Bis ich vor sie trete und sage: “EY!
WAS GLAUBST DU EIGENTLICH WER DU BIST?
Ich bin zwar nicht so ‘n Chauvinist
Wie die, mit denen du dich sonst wohl umgibst
Doch das gibt dir nicht das Recht so zu tun, als wäre ich Nichts!
Du kommst so eingebildet wie die Bild und nutzt das als Schild
Doch gehst mit diesem Schutz so auf die Nerven wie beim Flippern “Tilt”!
Bist so wild und unnahbar, doch denk an den Ball
Und halt ihn ab und zu mal flach, denn sonst folgt Hochmut der Fall
Du willst mich ignorieren, schön! Aber ich sag es dir doch:
Dein Ausdruck macht keinen Eindruck, denn die Farbe fehlt noch.”

Und dann überrascht sie mich.
Stellt ihr Glas auf den nächsten Tisch, zieht den Barhocker heran,
Deutet auf den zweiten neben sich und meint:

“Okay.
Lass mich dir mal was erklären:
Ich möchte gar nichts verklären –
Ich hab mein Vaterland bis heute noch geliebt.
Doch hasse es, dass man sich für den Vater Staat dort stets verbiegt
Und eigentlich sollten wir doch dort alle gleich sein!
Nur kann halt doch nicht jeder überall so reich sein.
Und deshalb haben wir auf Kuba zwei verschiedene Währungen
Und erhielt ich nach dem Chemie-Studium auch sämtliche Ehrungen,
Bezahlte man mich nach dem Abschluss in moneda nacional
Und das ist nichts wert. Die Entscheidung war eher rational:
Studierte zahllose Semester über Kunststoff und Polyester
Und kann mir jetzt zwar Rum kaufen, doch keine Milch für meine Schwester!
Ohne Verwandte der Familie exiliert in Florida
Ging es tief, tief, tief runter, so wie Flo-Rida
Um an pesos convertibles mit dem Euro-Wert zu kommen
Hab ich in San Isidro “Sozialismus” neu erklärt bekommen:
Alle bekamen das gleiche von mir.
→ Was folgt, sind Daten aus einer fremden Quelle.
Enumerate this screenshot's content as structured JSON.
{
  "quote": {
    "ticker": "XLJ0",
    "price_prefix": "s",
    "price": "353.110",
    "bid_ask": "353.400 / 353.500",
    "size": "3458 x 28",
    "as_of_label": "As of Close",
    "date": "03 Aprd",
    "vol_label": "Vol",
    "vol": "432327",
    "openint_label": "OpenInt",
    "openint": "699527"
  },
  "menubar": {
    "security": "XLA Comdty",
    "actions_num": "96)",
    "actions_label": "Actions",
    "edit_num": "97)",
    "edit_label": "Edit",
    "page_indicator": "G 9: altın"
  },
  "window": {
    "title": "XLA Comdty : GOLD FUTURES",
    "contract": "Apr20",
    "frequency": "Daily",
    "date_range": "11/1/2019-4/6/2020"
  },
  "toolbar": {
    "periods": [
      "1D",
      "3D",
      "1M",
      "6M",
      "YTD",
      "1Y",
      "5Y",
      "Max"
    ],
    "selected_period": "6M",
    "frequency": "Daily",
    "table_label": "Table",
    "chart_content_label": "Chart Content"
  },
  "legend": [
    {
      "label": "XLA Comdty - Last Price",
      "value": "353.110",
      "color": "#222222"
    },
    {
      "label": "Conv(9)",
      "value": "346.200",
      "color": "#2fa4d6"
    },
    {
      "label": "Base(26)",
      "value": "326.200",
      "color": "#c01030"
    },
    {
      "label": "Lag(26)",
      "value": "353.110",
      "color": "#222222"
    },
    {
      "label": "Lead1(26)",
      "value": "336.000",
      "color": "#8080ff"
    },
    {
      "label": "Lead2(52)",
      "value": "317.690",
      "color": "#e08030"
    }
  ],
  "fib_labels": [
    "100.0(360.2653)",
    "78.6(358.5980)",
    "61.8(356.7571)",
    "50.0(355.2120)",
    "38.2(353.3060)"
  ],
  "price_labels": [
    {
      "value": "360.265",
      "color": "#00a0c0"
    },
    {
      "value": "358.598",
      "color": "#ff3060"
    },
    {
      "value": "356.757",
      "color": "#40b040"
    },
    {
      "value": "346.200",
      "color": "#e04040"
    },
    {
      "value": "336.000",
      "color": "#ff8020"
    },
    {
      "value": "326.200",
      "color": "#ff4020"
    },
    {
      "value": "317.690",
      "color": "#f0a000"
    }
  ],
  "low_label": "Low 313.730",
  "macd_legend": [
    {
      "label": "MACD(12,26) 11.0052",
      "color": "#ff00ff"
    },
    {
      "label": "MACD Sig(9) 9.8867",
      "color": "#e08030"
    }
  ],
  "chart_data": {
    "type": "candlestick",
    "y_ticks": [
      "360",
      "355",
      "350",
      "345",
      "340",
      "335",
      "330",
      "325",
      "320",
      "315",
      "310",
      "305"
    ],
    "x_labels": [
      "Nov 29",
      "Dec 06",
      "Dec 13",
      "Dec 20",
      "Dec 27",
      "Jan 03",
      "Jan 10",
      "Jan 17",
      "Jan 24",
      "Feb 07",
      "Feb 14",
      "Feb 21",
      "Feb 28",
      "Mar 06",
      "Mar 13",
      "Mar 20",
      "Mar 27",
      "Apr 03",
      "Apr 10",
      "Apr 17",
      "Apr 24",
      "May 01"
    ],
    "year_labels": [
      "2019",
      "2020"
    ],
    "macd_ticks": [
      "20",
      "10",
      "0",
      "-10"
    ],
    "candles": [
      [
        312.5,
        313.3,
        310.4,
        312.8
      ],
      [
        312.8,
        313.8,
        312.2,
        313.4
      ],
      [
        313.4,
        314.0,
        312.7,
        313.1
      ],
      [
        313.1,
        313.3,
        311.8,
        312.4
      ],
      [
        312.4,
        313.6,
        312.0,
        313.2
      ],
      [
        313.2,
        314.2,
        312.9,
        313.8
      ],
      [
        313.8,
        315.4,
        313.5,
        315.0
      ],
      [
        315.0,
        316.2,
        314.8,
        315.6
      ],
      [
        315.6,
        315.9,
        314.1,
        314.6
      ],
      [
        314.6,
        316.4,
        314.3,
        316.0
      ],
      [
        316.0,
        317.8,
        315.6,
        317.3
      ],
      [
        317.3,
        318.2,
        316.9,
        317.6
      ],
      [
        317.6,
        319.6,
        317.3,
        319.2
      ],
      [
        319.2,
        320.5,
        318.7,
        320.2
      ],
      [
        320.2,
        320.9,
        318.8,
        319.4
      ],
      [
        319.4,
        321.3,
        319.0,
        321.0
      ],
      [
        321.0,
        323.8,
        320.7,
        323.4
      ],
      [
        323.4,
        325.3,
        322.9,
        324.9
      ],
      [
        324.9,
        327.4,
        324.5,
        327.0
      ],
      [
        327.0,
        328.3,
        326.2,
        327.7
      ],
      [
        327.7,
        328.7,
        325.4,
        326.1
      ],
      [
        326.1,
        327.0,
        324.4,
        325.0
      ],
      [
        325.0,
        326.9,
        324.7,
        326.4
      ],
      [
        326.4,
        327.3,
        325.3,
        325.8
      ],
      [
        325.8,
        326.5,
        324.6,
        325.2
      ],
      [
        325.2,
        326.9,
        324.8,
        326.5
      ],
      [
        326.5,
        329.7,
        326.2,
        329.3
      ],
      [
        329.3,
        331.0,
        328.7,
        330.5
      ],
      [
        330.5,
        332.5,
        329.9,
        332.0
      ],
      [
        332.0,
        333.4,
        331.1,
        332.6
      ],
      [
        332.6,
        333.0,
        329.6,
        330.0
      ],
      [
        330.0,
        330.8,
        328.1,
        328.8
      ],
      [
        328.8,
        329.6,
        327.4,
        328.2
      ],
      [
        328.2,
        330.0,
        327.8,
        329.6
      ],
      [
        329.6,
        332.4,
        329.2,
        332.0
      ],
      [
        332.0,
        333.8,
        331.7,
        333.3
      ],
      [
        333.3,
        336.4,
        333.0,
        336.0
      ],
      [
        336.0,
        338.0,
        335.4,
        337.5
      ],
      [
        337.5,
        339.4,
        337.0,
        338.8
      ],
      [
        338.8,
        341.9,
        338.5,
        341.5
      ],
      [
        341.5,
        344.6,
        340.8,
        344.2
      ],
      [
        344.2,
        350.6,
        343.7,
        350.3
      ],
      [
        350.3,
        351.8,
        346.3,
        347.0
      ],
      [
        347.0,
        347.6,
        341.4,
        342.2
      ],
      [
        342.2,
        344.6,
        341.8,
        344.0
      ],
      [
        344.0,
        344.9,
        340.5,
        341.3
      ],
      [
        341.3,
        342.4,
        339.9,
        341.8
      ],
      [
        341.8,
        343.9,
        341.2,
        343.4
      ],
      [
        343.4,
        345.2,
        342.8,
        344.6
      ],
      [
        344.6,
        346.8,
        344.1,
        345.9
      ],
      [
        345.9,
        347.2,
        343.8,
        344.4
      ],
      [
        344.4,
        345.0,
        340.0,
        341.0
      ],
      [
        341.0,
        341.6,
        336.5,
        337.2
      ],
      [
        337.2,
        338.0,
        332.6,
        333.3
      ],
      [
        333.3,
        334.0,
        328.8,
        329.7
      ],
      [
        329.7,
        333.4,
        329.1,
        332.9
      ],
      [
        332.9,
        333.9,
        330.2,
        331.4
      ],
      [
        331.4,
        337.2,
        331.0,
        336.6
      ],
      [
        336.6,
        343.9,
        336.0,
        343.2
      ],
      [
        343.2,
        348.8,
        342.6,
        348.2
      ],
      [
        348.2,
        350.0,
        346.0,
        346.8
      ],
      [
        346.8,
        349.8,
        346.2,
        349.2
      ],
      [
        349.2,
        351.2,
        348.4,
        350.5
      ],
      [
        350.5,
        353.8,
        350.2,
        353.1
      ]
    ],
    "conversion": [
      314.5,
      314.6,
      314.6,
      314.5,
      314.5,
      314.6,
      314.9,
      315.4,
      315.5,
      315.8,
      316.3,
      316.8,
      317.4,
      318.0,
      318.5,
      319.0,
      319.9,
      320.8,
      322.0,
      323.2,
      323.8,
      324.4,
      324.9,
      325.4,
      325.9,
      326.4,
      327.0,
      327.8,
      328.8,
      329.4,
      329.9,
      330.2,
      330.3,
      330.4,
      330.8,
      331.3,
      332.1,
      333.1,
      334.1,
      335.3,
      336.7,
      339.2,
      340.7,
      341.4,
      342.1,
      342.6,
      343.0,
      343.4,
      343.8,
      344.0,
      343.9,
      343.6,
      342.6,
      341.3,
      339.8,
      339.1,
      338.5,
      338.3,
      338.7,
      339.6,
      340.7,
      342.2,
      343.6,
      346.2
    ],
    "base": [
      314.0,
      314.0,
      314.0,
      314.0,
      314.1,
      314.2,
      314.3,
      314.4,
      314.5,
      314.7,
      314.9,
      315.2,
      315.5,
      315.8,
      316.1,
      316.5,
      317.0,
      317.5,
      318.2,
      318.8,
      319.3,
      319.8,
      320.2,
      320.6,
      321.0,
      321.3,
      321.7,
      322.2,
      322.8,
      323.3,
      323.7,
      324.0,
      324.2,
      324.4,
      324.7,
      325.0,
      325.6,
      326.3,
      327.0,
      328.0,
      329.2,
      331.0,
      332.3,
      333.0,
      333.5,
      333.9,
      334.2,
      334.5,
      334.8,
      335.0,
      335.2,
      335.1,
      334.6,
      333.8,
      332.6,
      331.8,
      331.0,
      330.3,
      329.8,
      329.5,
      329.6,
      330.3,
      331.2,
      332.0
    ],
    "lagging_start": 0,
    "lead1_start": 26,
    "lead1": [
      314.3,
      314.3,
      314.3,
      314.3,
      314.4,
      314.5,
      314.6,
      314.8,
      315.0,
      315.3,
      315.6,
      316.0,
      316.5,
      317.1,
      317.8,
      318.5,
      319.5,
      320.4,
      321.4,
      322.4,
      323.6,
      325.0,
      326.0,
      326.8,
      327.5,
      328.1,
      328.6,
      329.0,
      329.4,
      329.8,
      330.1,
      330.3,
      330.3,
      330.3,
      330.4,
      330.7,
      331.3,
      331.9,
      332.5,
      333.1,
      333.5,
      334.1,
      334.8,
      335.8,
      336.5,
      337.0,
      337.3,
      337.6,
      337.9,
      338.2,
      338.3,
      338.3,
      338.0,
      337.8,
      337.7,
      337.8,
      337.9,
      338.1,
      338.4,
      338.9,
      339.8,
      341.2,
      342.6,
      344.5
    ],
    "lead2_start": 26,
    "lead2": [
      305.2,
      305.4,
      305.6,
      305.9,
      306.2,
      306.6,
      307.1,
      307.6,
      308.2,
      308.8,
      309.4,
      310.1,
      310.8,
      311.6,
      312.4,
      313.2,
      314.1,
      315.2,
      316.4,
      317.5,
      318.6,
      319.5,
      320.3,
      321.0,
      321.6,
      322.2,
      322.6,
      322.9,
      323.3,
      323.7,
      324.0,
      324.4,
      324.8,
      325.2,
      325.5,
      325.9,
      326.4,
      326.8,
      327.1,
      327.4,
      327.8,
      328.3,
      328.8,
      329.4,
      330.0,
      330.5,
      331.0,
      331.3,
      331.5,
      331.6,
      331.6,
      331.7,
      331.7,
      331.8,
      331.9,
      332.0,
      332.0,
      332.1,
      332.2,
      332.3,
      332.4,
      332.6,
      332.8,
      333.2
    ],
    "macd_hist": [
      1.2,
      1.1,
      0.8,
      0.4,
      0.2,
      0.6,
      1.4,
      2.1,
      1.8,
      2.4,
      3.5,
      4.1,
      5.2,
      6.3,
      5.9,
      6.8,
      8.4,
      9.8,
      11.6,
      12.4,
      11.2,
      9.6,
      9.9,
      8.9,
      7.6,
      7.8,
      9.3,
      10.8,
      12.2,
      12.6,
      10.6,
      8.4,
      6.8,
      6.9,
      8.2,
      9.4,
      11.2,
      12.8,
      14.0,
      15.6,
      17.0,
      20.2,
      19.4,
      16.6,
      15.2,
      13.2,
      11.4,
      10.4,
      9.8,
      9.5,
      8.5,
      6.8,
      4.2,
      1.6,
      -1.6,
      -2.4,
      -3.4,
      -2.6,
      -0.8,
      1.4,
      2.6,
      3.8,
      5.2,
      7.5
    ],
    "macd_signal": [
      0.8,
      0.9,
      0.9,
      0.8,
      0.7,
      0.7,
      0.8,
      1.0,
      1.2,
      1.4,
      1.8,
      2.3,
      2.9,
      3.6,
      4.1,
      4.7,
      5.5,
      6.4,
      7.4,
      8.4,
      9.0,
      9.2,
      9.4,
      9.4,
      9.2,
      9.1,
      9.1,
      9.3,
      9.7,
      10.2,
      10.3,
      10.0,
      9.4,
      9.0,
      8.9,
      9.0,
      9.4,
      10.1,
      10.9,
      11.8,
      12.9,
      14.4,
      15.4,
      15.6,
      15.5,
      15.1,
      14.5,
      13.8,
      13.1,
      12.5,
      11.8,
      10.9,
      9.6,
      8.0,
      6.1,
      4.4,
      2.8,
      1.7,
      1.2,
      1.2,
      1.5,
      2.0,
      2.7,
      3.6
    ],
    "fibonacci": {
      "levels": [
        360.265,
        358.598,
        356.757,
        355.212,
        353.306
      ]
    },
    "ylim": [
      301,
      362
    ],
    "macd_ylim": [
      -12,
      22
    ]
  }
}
Solang sie mich nur gut bezahlten,
War mir egal von welchen and’ren schönen Ländern sie mir prahlten
Und für touristen-abgespritzten Reichtum ließ ich sie gewähren
Um danach von dem Ergebnis die Familie zu ernähren.
In dem Wissen, dafür hat Ché, der von deinem T-Shirt lacht,
Damals ganz revolutionär zivile Leute umgebracht…
Das ist natürlich völlig egal, denn er hat uns ja “befreit”
Doch es hat sich nichts verändert, in der ganzen langen Zeit.
Außer dass man jetzt in bester kapitalistischer Manier
überall Ché-Kitsch kaufen kann.
Und wenn ich dich jetzt bitte, dein Shirt auszuziehen,
will ich nicht mein früh’res Leben weiter fördern –
Denn ich schlief zwar mit Touristen. Doch ich flirte nicht mit Mördern.”